Colored grep output: Not GREP_OPTIONS not alias

colorsgrep

I want colored output of grep.

…. But

  • Strategy 1: GREP_OPTIONS. But this is deprecated. See http://www.gnu.org/software/grep/manual/html_node/Environment-Variables.html
  • Stragegy 2: GREP_COLORS look like a solution at the first sight, but this does something different.
  • Strategy 3: alias. This does not work for find ... | xargs grep, since xargs does not evaluate aliases.
  • Strategy 4: Write a simple wrapper script. No, I think this is too dirty and makes more trouble than it solves.
  • Strategy 5: patch the source code
  • Strategy 6: Contact grep developers, ask for a replacement of GREP_OPTIONS
  • Strategy NICE-and-EASY: … this is missing. I have no clue.

How to solve this?

Best Answer

Some of the reasons OP has stated the options are unsuitable have no basis in reality. Here, I show what kind of effects using OP's strategy 4 has:


On most distributions, grep is installed in /bin (typical) or /usr/bin (OpenSUSE, maybe others), and default PATH contains /usr/local/bin before /bin or /usr/bin. This means that if you create /usr/local/bin/grep with

#!/bin/sh
exec /bin/grep --color=auto "$@"

where /bin/sh is a POSIX-compatible shell provided by your distribution, usually bash or dash. If grep is in /usr/bin, then make that

#!/bin/sh
exec /usr/bin/grep --color=auto "$@"

The overhead of this script is minimal. The exec statement means that the script interpreter is replaced by the grep binary; this means that the shell does not remain in memory while grep is being executed. Thus, the only overhead is one extra execution of the script interpreter, i.e. a small latency in wall clock time. The latency is roughly constant (varies only depending on whether grep and sh are already in page cache or not, and on how much I/O bandwidth is available), and does not depend on how long grep executes or how much data it processes.

So, how long is that latency, i.e. the overhead added by the wrapper script?

To find out, create the above script, and run

time /bin/grep --version
time /usr/local/bin/grep --version

On my machine, the former takes 0.005s real time (across a large number of runs), whereas the latter takes 0.006s real time. Thus, the overhead of using the wrapper on my machine is 0.001s (or less) per invocation.

This is insignificant.

I also fail to see anything "dirty" about this, because many common applications and utilities use the same approach. To see the list of such on your machine in /bin and /usr/bin, just run

file /bin/* /usr/bin/* | sed -ne 's/:.*shell script.*$//p'

On my machine, the above output includes egrep, fgrep, zgrep, which, 7z, chromium-browser, ldd, and xfig, which I use quite often. Unless you consider your entire distribution "dirty" for relying on wrapper scripts, you have no reason to consider such wrapper scripts "dirty".

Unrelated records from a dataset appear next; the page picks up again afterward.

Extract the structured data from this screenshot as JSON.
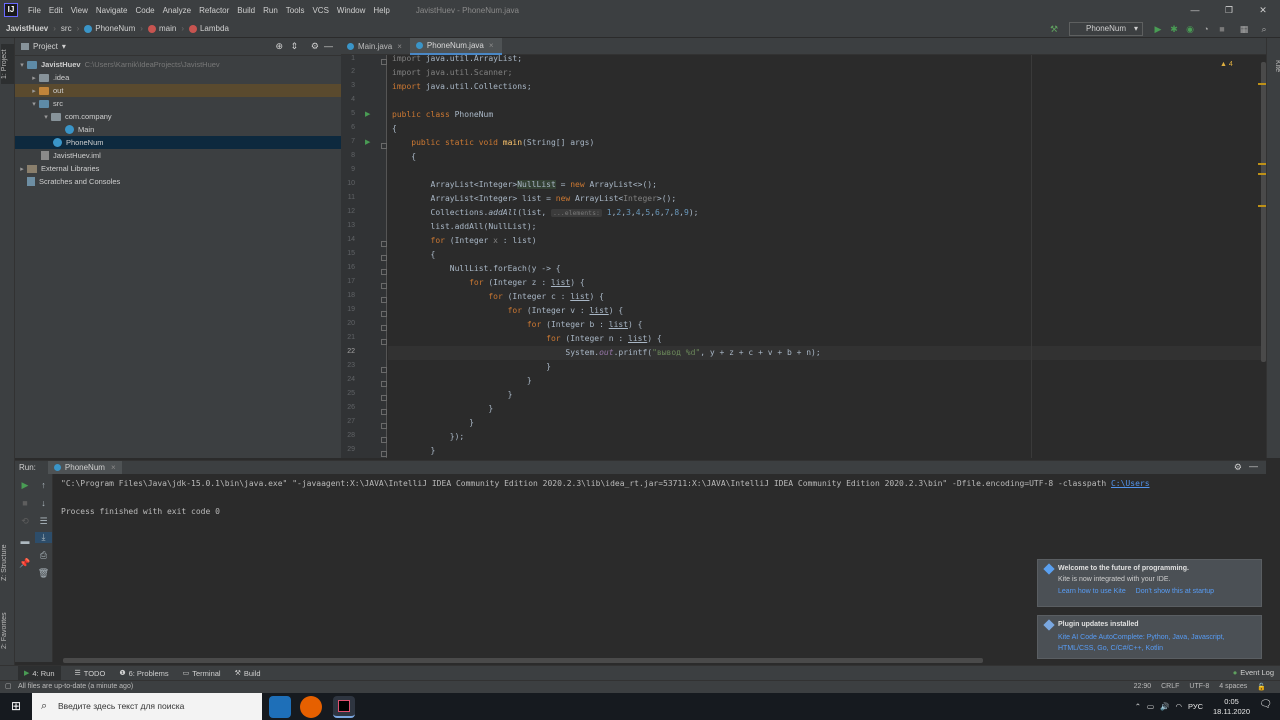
{
  "menubar": {
    "logo": "IJ",
    "items": [
      "File",
      "Edit",
      "View",
      "Navigate",
      "Code",
      "Analyze",
      "Refactor",
      "Build",
      "Run",
      "Tools",
      "VCS",
      "Window",
      "Help"
    ],
    "window_title": "JavistHuev - PhoneNum.java"
  },
  "navbar": {
    "crumbs": [
      "JavistHuev",
      "src",
      "PhoneNum",
      "main",
      "Lambda"
    ],
    "run_config": "PhoneNum"
  },
  "left_stripe": {
    "project": "1: Project",
    "structure": "Z: Structure",
    "favorites": "2: Favorites"
  },
  "project": {
    "header": "Project",
    "tree": [
      {
        "label": "JavistHuev",
        "extra": "C:\\Users\\Karnik\\IdeaProjects\\JavistHuev",
        "icon": "folder-icon",
        "arrow": "▾"
      },
      {
        "label": ".idea",
        "extra": "",
        "icon": "folder-icon",
        "arrow": "▸"
      },
      {
        "label": "out",
        "extra": "",
        "icon": "folder-icon",
        "arrow": "▸"
      },
      {
        "label": "src",
        "extra": "",
        "icon": "folder-icon",
        "arrow": "▾"
      },
      {
        "label": "com.company",
        "extra": "",
        "icon": "package-icon",
        "arrow": "▾"
      },
      {
        "label": "Main",
        "extra": "",
        "icon": "class-icon",
        "arrow": ""
      },
      {
        "label": "PhoneNum",
        "extra": "",
        "icon": "class-icon",
        "arrow": ""
      },
      {
        "label": "JavistHuev.iml",
        "extra": "",
        "icon": "file-icon",
        "arrow": ""
      },
      {
        "label": "External Libraries",
        "extra": "",
        "icon": "library-icon",
        "arrow": "▸"
      },
      {
        "label": "Scratches and Consoles",
        "extra": "",
        "icon": "scratch-icon",
        "arrow": ""
      }
    ]
  },
  "editor": {
    "tabs": [
      "Main.java",
      "PhoneNum.java"
    ],
    "warnings": "▲ 4",
    "line_numbers": [
      "1",
      "2",
      "3",
      "4",
      "5",
      "6",
      "7",
      "8",
      "9",
      "10",
      "11",
      "12",
      "13",
      "14",
      "15",
      "16",
      "17",
      "18",
      "19",
      "20",
      "21",
      "22",
      "23",
      "24",
      "25",
      "26",
      "27",
      "28",
      "29"
    ],
    "current_line": "22"
  },
  "run_panel": {
    "label": "Run:",
    "tab": "PhoneNum",
    "command": "\"C:\\Program Files\\Java\\jdk-15.0.1\\bin\\java.exe\" \"-javaagent:X:\\JAVA\\IntelliJ IDEA Community Edition 2020.2.3\\lib\\idea_rt.jar=53711:X:\\JAVA\\IntelliJ IDEA Community Edition 2020.2.3\\bin\" -Dfile.encoding=UTF-8 -classpath ",
    "command_link": "C:\\Users",
    "exit": "Process finished with exit code 0"
  },
  "notifications": [
    {
      "title": "Welcome to the future of programming.",
      "text": "Kite is now integrated with your IDE.",
      "links": [
        "Learn how to use Kite",
        "Don't show this at startup"
      ]
    },
    {
      "title": "Plugin updates installed",
      "text": "",
      "links": [
        "Kite AI Code AutoComplete: Python, Java, Javascript, HTML/CSS, Go, C/C#/C++, Kotlin"
      ]
    }
  ],
  "toolwindows": {
    "run": "4: Run",
    "todo": "TODO",
    "problems": "6: Problems",
    "terminal": "Terminal",
    "build": "Build",
    "event_log": "Event Log"
  },
  "status": {
    "message": "All files are up-to-date (a minute ago)",
    "position": "22:90",
    "line_sep": "CRLF",
    "encoding": "UTF-8",
    "indent": "4 spaces"
  },
  "taskbar": {
    "search_placeholder": "Введите здесь текст для поиска",
    "lang": "РУС",
    "time": "0:05",
    "date": "18.11.2020"
  },
  "colors": {
    "accent": "#4a88c7",
    "run_green": "#499c54",
    "keyword": "#cc7832",
    "string": "#6a8759",
    "number": "#6897bb",
    "link": "#589df6"
  }
}
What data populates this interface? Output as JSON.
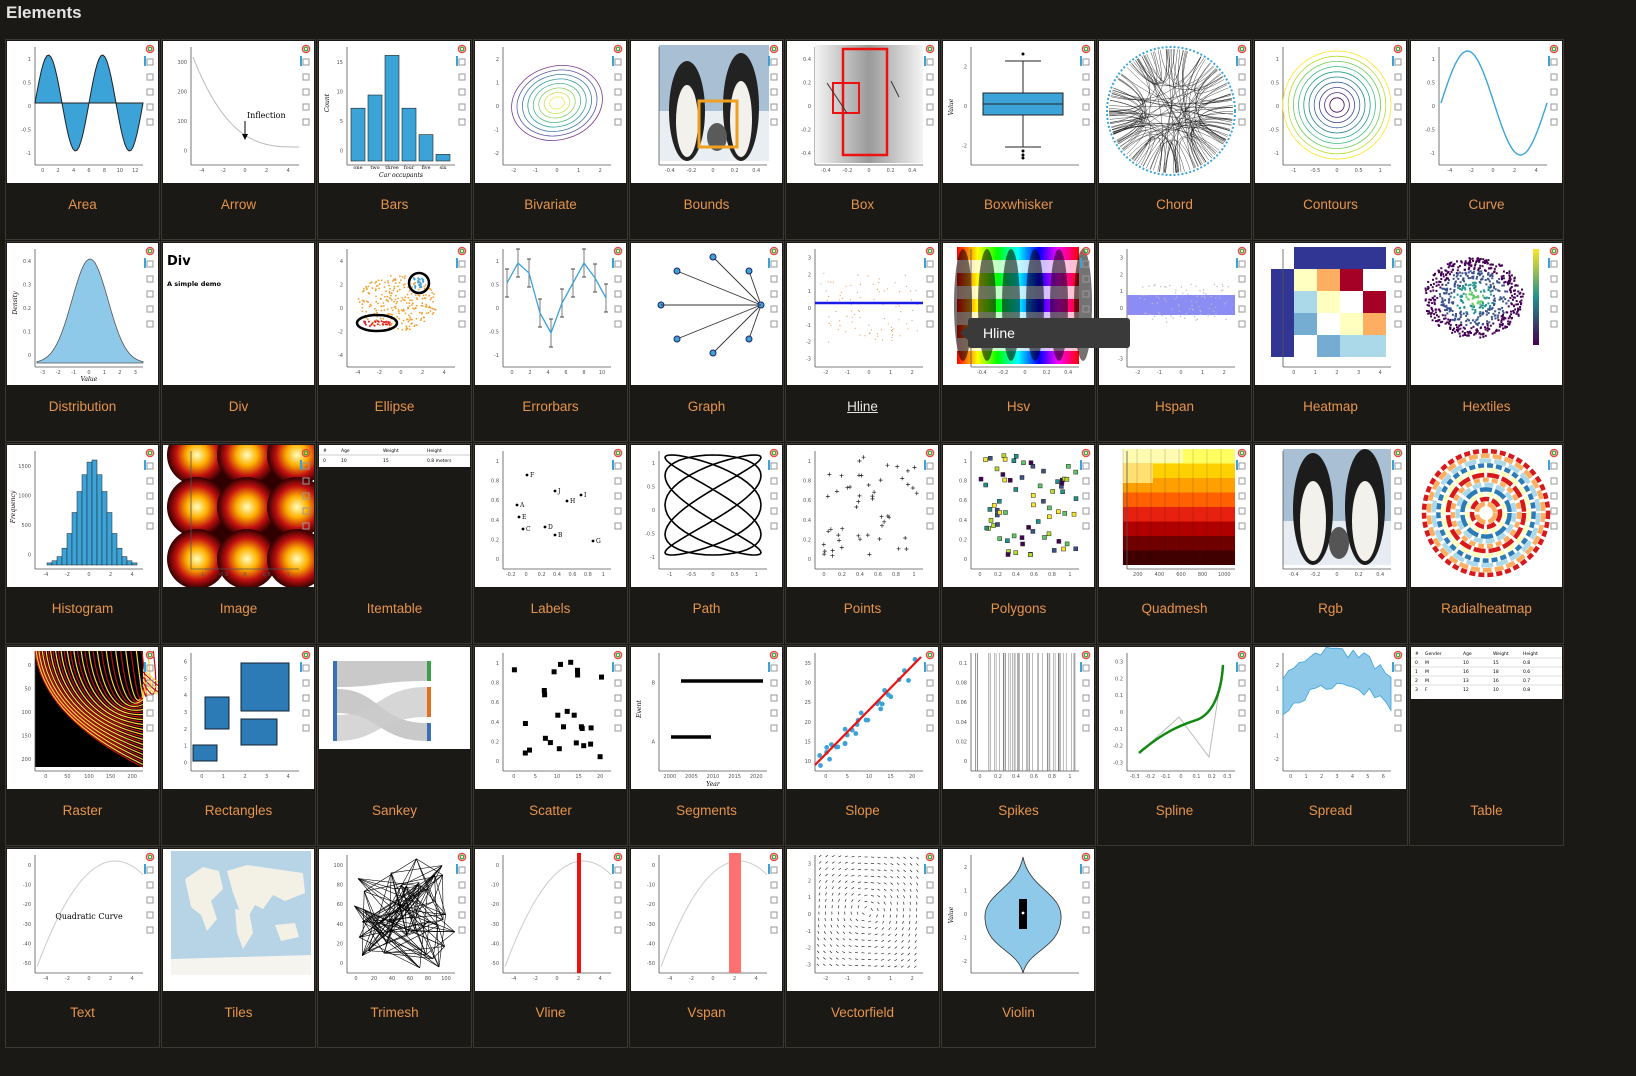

As to problems such a wrapper script may cause:

If only human users (as opposed to scripts) are using the version of grep that defaults to color support if output is to a terminal, then the wrapper script can be named colorgrep or cgrep or whatever the OP sees fit.

This avoids all possible compatibility issues, because the behaviour of grep does not change at all.


Enabling grep options with a wrapper script, but in a way that avoids any new problems:

We can easily rewrite the wrapper script to support a custom GREP_OPTS even if GREP_OPTIONS were not supported (as it is already deprecated). This way users can simply add export "GREP_OPTIONS=--color=auto" or similar to their profile. /usr/local/bin/grep is then

#!/bin/sh
exec /bin/grep $GREP_OPTIONS "$@"

Note that there are no quotes around $GREP_OPTIONS, so that users can specify more than one option.

On my system, executing time /usr/local/bin/grep --version with GREP_OPTIONS empty, or with GREP_OPTIONS=--color=auto, is just as fast as the previous version of the wrapper script; i.e., typically takes one millisecond longer to execute than plain grep.

This last version is the one I'd personally recommend for use.


In summary, OP's strategy 4:

  • is aready recommended by grep developers

  • is trivial to implement (two lines)

  • has insignificant overhead (one millisecond extra latency per invocation on this particular laptop; easily verified on each machine)

  • can be implemented as a wrapper script that adds GREP_OPTS support (to replace deprecated/unsupported GREP_OPTIONS)

  • can be implemented (as colorgrep/cgrep) that does not affect scripts or existing users at all

Because it is a technique that is widely used in Linux distributions already, it is a common technique and not "dirty".

If implemented as a separate wrapper (colorgrep/cgrep), it cannot create new problems since it does not affect grep behaviour at all. If implemented as a wrapper script that adds GREP_OPTS support, using GREP_OPTS=--color=auto has exactly the same risks (wrt. problems with existing scripts) that upstream adding default --color=auto would. Thus, the comment that this "creates more problems than it solves" is completely incorrect: no additional problems are created.